As British Airways investigates the theft of customer data from its website, ba.com and the airline’s mobile app, one data expert has warned the airline may face fines.
According to the Information Commissioner’s Office, a fine of up to €20 million, or 4 per cent of annual global turnover – whichever is higher – can be imposed. “In practice, the higher maximum amount can apply to any failure to comply with any of the data protection principles,” it states.
The BA breach occured between 21 August and 5 September, with personal and financial details of customers making bookings on ba.com and the airline’s app compromised. However, the stolen data did not include travel or passport details.
Some reports state a possible fine could be as high as £500 million – and that 380,000 card payments were affected.
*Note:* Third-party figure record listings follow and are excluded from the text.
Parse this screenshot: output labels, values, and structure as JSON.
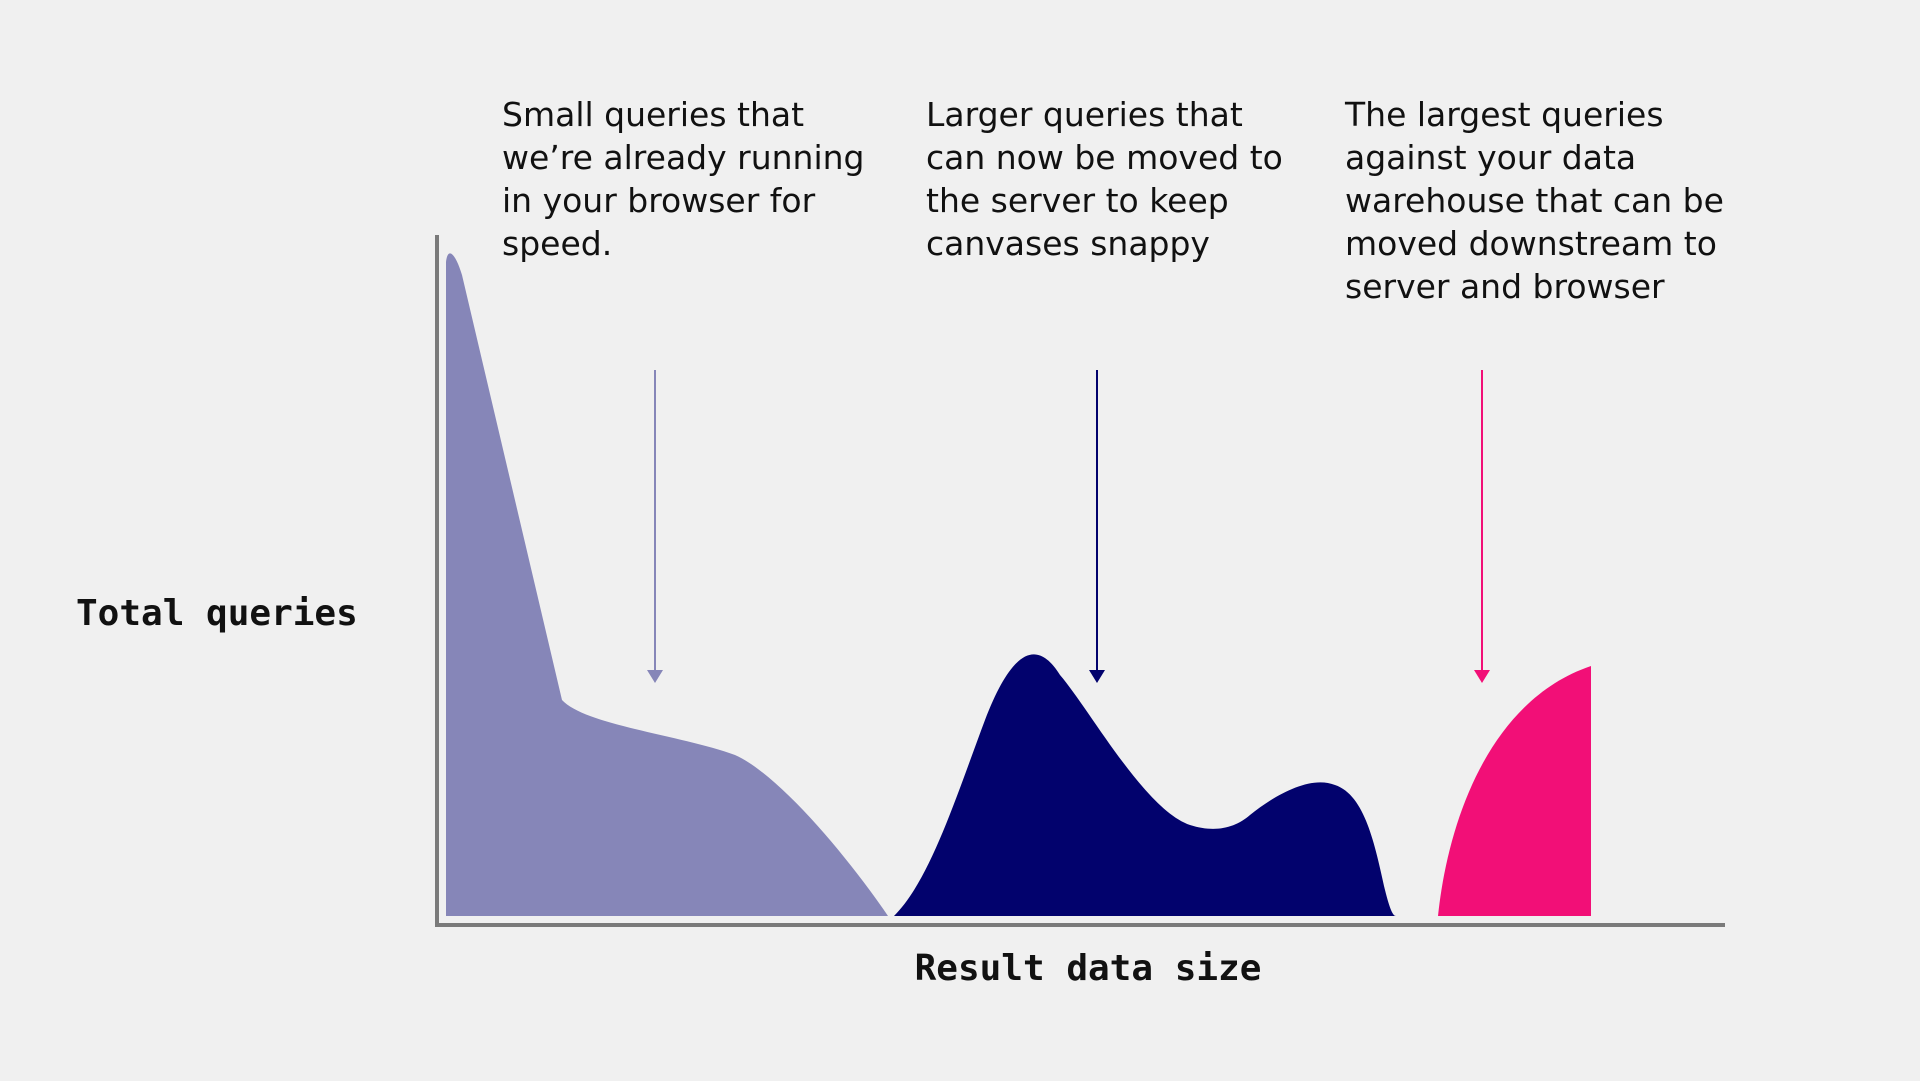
{
  "axes": {
    "y_label": "Total queries",
    "x_label": "Result data size"
  },
  "annotations": [
    {
      "id": "small",
      "lines": [
        "Small queries that",
        "we’re already running",
        "in your browser for",
        "speed."
      ],
      "color": "#8686b8"
    },
    {
      "id": "larger",
      "lines": [
        "Larger queries that",
        "can now be moved to",
        "the server to keep",
        "canvases snappy"
      ],
      "color": "#02026d"
    },
    {
      "id": "largest",
      "lines": [
        "The largest queries",
        "against your data",
        "warehouse that can be",
        "moved downstream to",
        "server and browser"
      ],
      "color": "#f20f77"
    }
  ],
  "colors": {
    "background": "#f0f0f0",
    "axis": "#7a7a7a",
    "small_queries": "#8686b8",
    "larger_queries": "#02026d",
    "largest_queries": "#f20f77",
    "text": "#111111"
  }
}
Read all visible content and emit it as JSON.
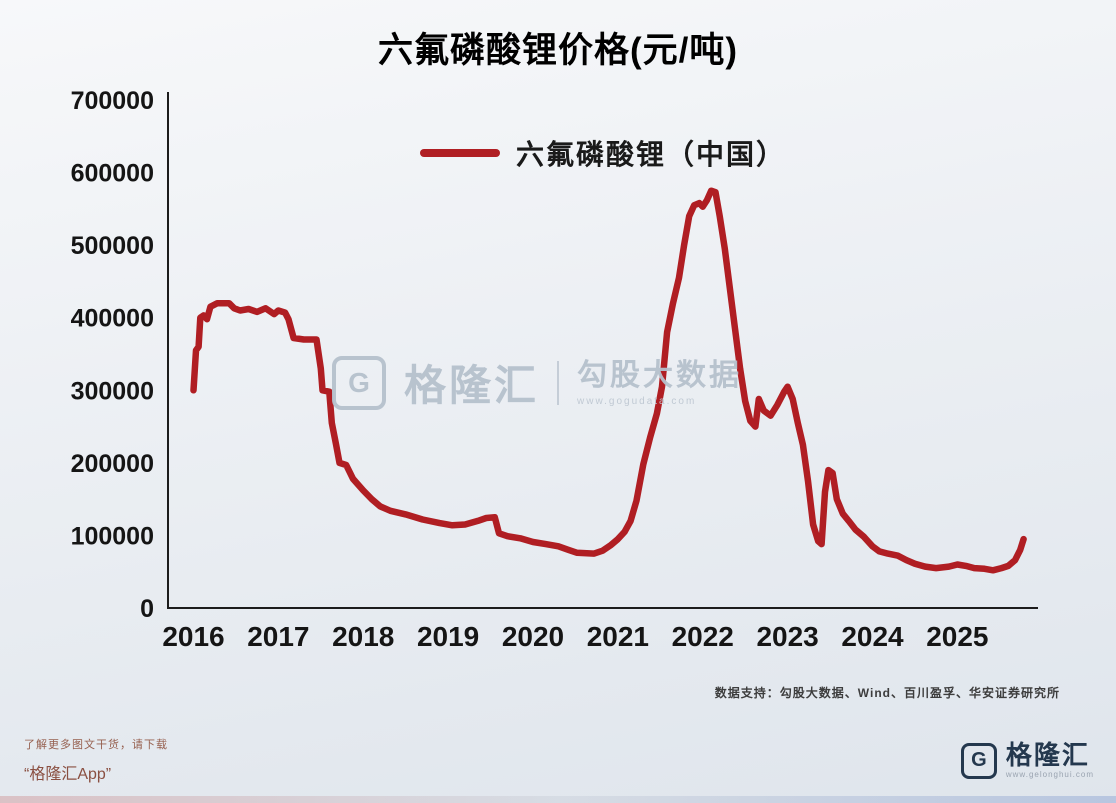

BA said the breach had now been resolved, its website was “working normally”, and it is was communicating with affected customers.
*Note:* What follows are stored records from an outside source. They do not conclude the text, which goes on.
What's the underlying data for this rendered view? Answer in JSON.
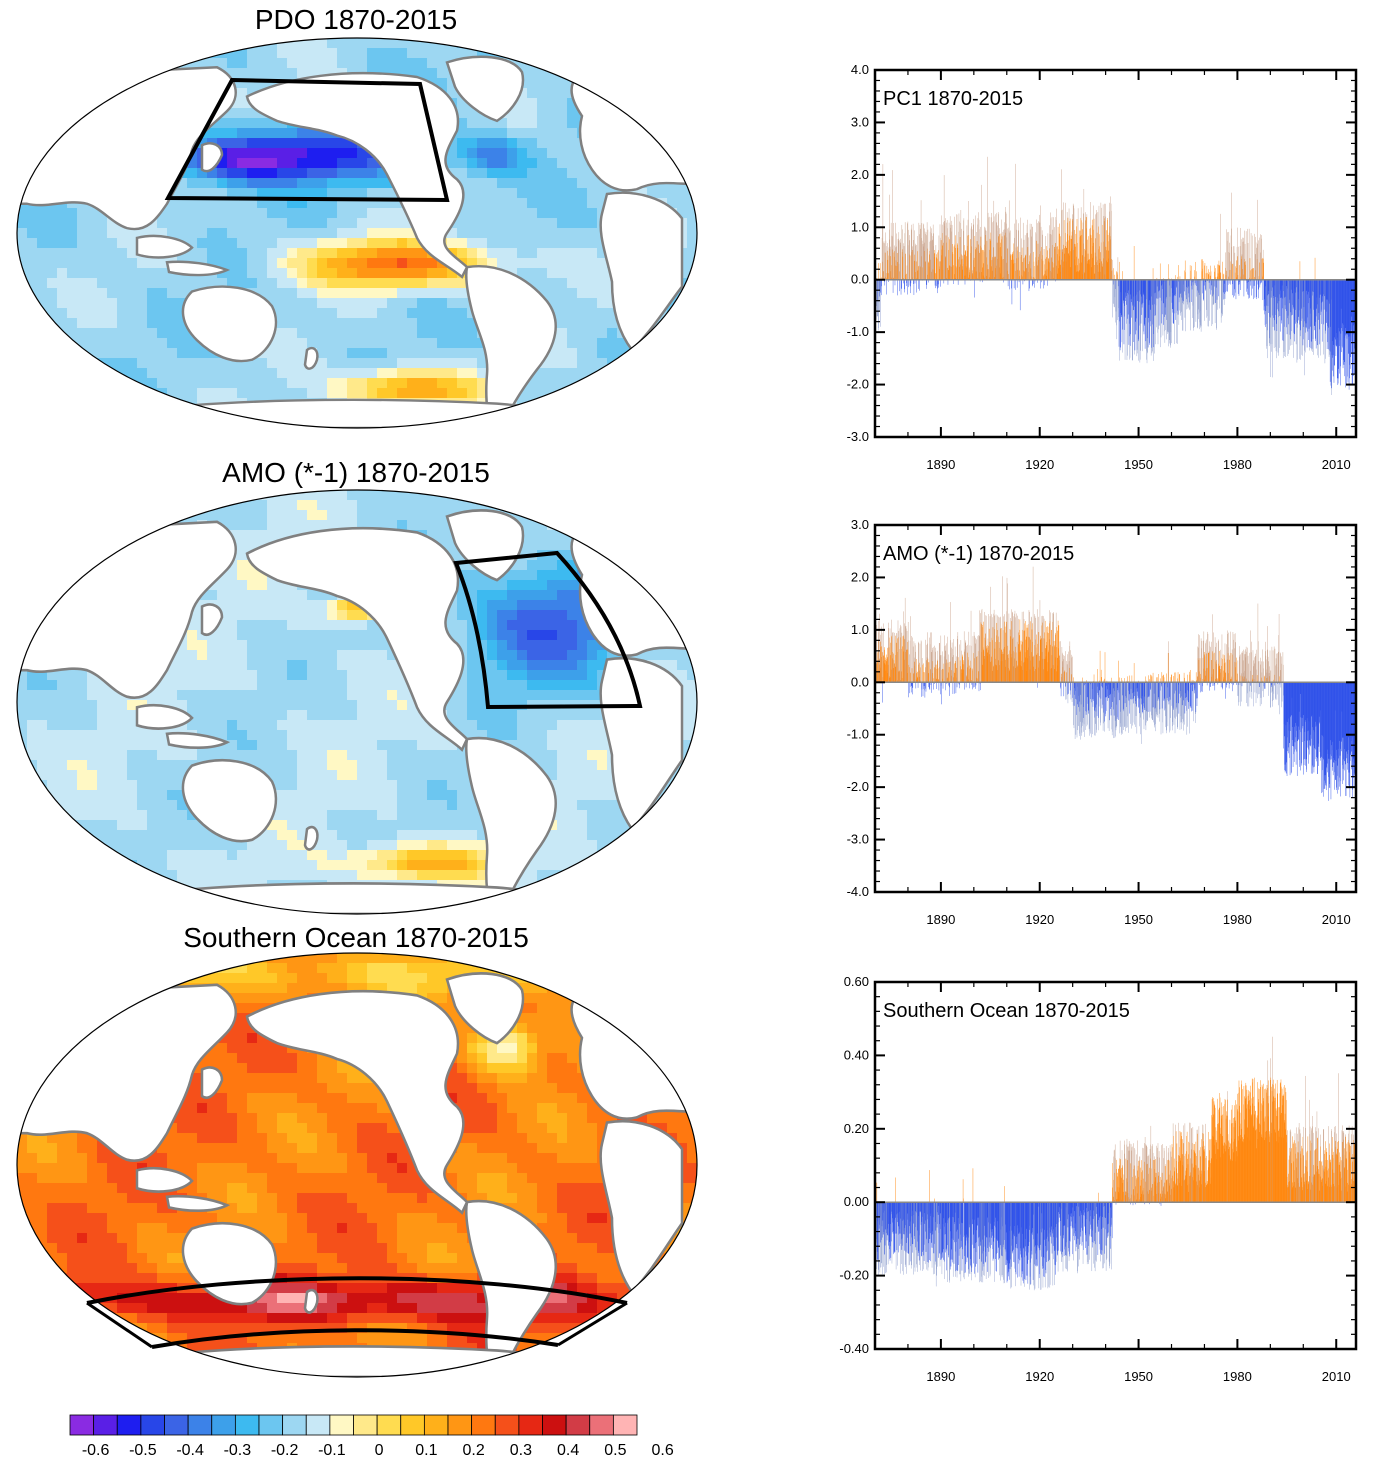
{
  "maps": [
    {
      "title": "PDO 1870-2015",
      "region": "North Pacific box",
      "field": "pdo"
    },
    {
      "title": "AMO (*-1) 1870-2015",
      "region": "North Atlantic box",
      "field": "amo"
    },
    {
      "title": "Southern Ocean 1870-2015",
      "region": "Southern Ocean band",
      "field": "so"
    }
  ],
  "colorbar": {
    "colors": [
      "#8a2be2",
      "#5a1fe6",
      "#1e1ef0",
      "#2846e8",
      "#3b64e6",
      "#3c82e8",
      "#3da0ea",
      "#3dbaf0",
      "#6cc6f0",
      "#9dd7f2",
      "#c8e8f6",
      "#fff8c4",
      "#ffe98a",
      "#ffdc50",
      "#ffc828",
      "#ffb01a",
      "#ff9614",
      "#ff7810",
      "#f5501a",
      "#e62814",
      "#cc1010",
      "#d23c46",
      "#eb7078",
      "#ffb4b4"
    ],
    "labels": [
      "-0.6",
      "-0.5",
      "-0.4",
      "-0.3",
      "-0.2",
      "-0.1",
      "0",
      "0.1",
      "0.2",
      "0.3",
      "0.4",
      "0.5",
      "0.6"
    ]
  },
  "colors": {
    "positive": "#ff8000",
    "negative": "#2448e8",
    "thin_positive": "#c8a088",
    "thin_negative": "#8c9ccc",
    "land": "#ffffff",
    "coast": "#808080"
  },
  "chart_data": [
    {
      "type": "bar",
      "title": "PC1 1870-2015",
      "x_range": [
        1870,
        2016
      ],
      "ylim": [
        -3.0,
        4.0
      ],
      "yticks": [
        "4.0",
        "3.0",
        "2.0",
        "1.0",
        "0.0",
        "-1.0",
        "-2.0",
        "-3.0"
      ],
      "yticks_values": [
        4,
        3,
        2,
        1,
        0,
        -1,
        -2,
        -3
      ],
      "xticks": [
        "1890",
        "1920",
        "1950",
        "1980",
        "2010"
      ],
      "xticks_values": [
        1890,
        1920,
        1950,
        1980,
        2010
      ],
      "segments": [
        [
          1870,
          1872,
          -0.3
        ],
        [
          1872,
          1890,
          0.4
        ],
        [
          1890,
          1910,
          0.6
        ],
        [
          1910,
          1925,
          0.5
        ],
        [
          1925,
          1942,
          0.8
        ],
        [
          1942,
          1944,
          -0.2
        ],
        [
          1944,
          1955,
          -0.9
        ],
        [
          1955,
          1962,
          -0.6
        ],
        [
          1962,
          1976,
          -0.3
        ],
        [
          1976,
          1988,
          0.3
        ],
        [
          1988,
          1998,
          -0.8
        ],
        [
          1998,
          2008,
          -0.9
        ],
        [
          2008,
          2016,
          -1.4
        ]
      ],
      "noise": 0.7
    },
    {
      "type": "bar",
      "title": "AMO (*-1) 1870-2015",
      "x_range": [
        1870,
        2016
      ],
      "ylim": [
        -4.0,
        3.0
      ],
      "yticks": [
        "3.0",
        "2.0",
        "1.0",
        "0.0",
        "-1.0",
        "-2.0",
        "-3.0",
        "-4.0"
      ],
      "yticks_values": [
        3,
        2,
        1,
        0,
        -1,
        -2,
        -3,
        -4
      ],
      "xticks": [
        "1890",
        "1920",
        "1950",
        "1980",
        "2010"
      ],
      "xticks_values": [
        1890,
        1920,
        1950,
        1980,
        2010
      ],
      "segments": [
        [
          1870,
          1880,
          0.6
        ],
        [
          1880,
          1895,
          0.3
        ],
        [
          1895,
          1902,
          0.4
        ],
        [
          1902,
          1926,
          0.8
        ],
        [
          1926,
          1930,
          0.2
        ],
        [
          1930,
          1945,
          -0.5
        ],
        [
          1945,
          1968,
          -0.4
        ],
        [
          1968,
          1980,
          0.4
        ],
        [
          1980,
          1994,
          0.1
        ],
        [
          1994,
          2005,
          -1.2
        ],
        [
          2005,
          2016,
          -1.6
        ]
      ],
      "noise": 0.6
    },
    {
      "type": "bar",
      "title": "Southern Ocean 1870-2015",
      "x_range": [
        1870,
        2016
      ],
      "ylim": [
        -0.4,
        0.6
      ],
      "yticks": [
        "0.60",
        "0.40",
        "0.20",
        "0.00",
        "-0.20",
        "-0.40"
      ],
      "yticks_values": [
        0.6,
        0.4,
        0.2,
        0,
        -0.2,
        -0.4
      ],
      "xticks": [
        "1890",
        "1920",
        "1950",
        "1980",
        "2010"
      ],
      "xticks_values": [
        1890,
        1920,
        1950,
        1980,
        2010
      ],
      "segments": [
        [
          1870,
          1890,
          -0.11
        ],
        [
          1890,
          1910,
          -0.13
        ],
        [
          1910,
          1925,
          -0.15
        ],
        [
          1925,
          1942,
          -0.1
        ],
        [
          1942,
          1960,
          0.08
        ],
        [
          1960,
          1972,
          0.13
        ],
        [
          1972,
          1980,
          0.2
        ],
        [
          1980,
          1995,
          0.25
        ],
        [
          1995,
          2016,
          0.12
        ]
      ],
      "noise": 0.09
    }
  ]
}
Alex Cruz, BA’s chairman and chief executive, said: “We are deeply sorry for the disruption that this criminal activity has caused. We take the protection of our customers’ data very seriously.”
The breach follows a series of earlier IT failures, which saw flights cancelled in July and over the Bank Holiday weekend in May 2017.
Following the breach, one consultant said there needed to be “more consistency in security and app performance in the airline industry”.
According to Paul Farrington, director of EMEA at app security company CA Veracode: “The BA breach is another example of how, as the amount of personal data held by organisations continues to grow, hackers are finding more sophisticated ways to gain access to this data and use it to make a profit.
“Furthermore, with GDPR now in full force, the board at BA will have to consider their exposure to regulatory fines, especially when it took 16 days for the breach to be detected, and if the financial losses will outstrip what it would have cost to prevent the breach in the first place.
“IT issues are not only affecting BA, but also in the wider airline industry. Airlines have a duty to keep the planes in the air, and the majority of investment goes into that. However, recent outages show investment should also be directed at technology. As airlines become ever more dependent on software, this creates a greater surface for hackers to attack and so it is no surprise that breaches of this scale are becoming commonplace.
Customers are right to be angry. If UK businesses want to avoid becoming the next victim of a breach it is crucial that they take significant steps to secure their software, web applications and networks to ensure that they aren’t their weakest points of attack.”
Meanwhile, one technology expert at a leading TMC told BBT that the breach was likely a result of an “insider job”, with the culprit likely having had legimate access to data in order to download vast amounts of information in such a short period of time. They added BA could still face a fine, as previously other global corporations had been fined over similar “human element” cases, although it is likely the airline would be able to demonstrate it had the correct General Data Protection Regulation: a new and more stringent EU regime for data protection which will apply in the UK from May 25, 2018 policies in place to the ICO.